溫故知新 Old wisdom, today’s insight — ONGO
Is True Knowing to Hear Much and Set the Doubtful Aside?
Is true knowing to know much, or to honestly know the line between what one knows and does not?
Hear much, set aside what is doubtful, and speak the rest with care.
Confucius's teaching to "hear much but set the doubtful aside" became the principle of honesty in Confucian epistemology. Yet later Confucians filled that honesty differently. Zhu Xi set the path of hearing widely and broadening knowledge by investigating the principle of things one by one (gewu zhizhi); Wang Yangming countered that knowledge lies not without but in the innate moral knowing of the heart, and that knowing and acting are one. One probed outward, one turned inward, yet both stood on Confucius's starting point — honestly dividing what one knows from what remains doubtful. The path of knowledge that begins in honest questioning grew side by side on both halves of the earth.
In an age where the loudest confident assertions draw notice, Confucian knowing — honestly dividing what one knows from what one does not — becomes a rarer and dearer strength.

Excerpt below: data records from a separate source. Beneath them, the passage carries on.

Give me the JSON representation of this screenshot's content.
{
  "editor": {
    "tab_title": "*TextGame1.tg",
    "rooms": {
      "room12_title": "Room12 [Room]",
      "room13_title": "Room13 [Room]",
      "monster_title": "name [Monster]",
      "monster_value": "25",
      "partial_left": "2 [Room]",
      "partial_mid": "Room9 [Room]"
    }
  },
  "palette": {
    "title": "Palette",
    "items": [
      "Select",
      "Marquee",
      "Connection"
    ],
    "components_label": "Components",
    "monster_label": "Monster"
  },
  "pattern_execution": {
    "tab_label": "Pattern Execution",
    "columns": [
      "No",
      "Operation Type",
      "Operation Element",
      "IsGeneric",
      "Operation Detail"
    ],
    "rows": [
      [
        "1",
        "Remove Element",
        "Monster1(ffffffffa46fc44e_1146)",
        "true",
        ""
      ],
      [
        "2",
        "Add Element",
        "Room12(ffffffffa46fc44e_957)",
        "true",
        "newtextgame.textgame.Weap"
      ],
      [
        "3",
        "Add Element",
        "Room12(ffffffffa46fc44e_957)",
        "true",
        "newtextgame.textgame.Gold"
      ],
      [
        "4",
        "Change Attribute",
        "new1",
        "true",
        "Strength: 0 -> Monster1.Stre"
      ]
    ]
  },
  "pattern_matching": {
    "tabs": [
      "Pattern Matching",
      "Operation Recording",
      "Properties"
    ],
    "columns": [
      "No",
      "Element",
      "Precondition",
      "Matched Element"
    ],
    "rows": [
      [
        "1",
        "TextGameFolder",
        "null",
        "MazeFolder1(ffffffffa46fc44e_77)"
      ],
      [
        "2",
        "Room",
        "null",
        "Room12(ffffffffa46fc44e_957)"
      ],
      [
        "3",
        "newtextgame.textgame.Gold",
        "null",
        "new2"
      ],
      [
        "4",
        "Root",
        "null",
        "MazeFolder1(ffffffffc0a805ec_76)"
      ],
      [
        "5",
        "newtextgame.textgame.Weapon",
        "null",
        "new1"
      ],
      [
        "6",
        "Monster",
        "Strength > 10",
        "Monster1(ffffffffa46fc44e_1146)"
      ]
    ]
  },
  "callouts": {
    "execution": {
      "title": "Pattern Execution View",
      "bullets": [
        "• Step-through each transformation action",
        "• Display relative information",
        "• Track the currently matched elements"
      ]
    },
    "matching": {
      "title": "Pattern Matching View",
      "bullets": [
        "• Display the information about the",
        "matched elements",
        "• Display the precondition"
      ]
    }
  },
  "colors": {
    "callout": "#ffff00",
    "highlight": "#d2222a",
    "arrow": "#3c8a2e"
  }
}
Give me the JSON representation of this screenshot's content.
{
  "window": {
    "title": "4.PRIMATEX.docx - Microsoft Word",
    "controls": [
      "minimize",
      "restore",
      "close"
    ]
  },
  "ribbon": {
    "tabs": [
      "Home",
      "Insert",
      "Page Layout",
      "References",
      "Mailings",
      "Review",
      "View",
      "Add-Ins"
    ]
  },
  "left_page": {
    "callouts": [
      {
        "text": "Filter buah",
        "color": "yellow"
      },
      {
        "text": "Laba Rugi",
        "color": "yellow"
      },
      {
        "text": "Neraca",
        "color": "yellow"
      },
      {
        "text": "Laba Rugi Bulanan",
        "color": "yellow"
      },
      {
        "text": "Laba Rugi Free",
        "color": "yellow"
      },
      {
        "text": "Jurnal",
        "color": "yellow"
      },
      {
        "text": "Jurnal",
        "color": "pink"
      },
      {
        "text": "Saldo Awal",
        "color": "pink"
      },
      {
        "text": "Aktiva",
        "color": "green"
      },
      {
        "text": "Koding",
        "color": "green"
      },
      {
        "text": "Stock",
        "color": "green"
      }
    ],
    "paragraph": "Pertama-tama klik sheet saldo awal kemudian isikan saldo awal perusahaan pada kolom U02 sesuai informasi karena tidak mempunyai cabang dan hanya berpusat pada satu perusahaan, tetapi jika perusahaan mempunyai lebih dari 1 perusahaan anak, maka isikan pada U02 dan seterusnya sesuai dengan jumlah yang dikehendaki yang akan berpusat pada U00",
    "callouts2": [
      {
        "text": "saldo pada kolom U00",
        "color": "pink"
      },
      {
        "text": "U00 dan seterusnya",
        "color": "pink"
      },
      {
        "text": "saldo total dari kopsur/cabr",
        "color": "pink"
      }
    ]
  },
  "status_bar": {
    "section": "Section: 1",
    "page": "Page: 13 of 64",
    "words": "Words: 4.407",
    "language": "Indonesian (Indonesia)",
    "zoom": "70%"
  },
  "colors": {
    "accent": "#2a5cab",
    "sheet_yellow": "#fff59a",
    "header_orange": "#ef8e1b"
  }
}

To Zizhang, who had asked how to seek office, Confucius taught this stance of knowing and speaking: hear much, but set aside whatever is doubtful rather than asserting it, and speak with care only the rest you are sure of.
📝I, Too, Stand Before It
To Zizhang, who had asked how to seek office, Confucius taught this stance of knowing and speaking: hear much, but set aside whatever is doubtful rather than asserting it, and speak with care only the rest you are sure of. Knowing lies not in heaping up much but in honestly drawing the line between what one knows and what remains doubtful. Remarkably this stance overlaps with the place Socrates stood, half a world away, saying he knew that he did not know. Before the temptation to assert the doubtful as if known, I too grasp again this ancient honesty.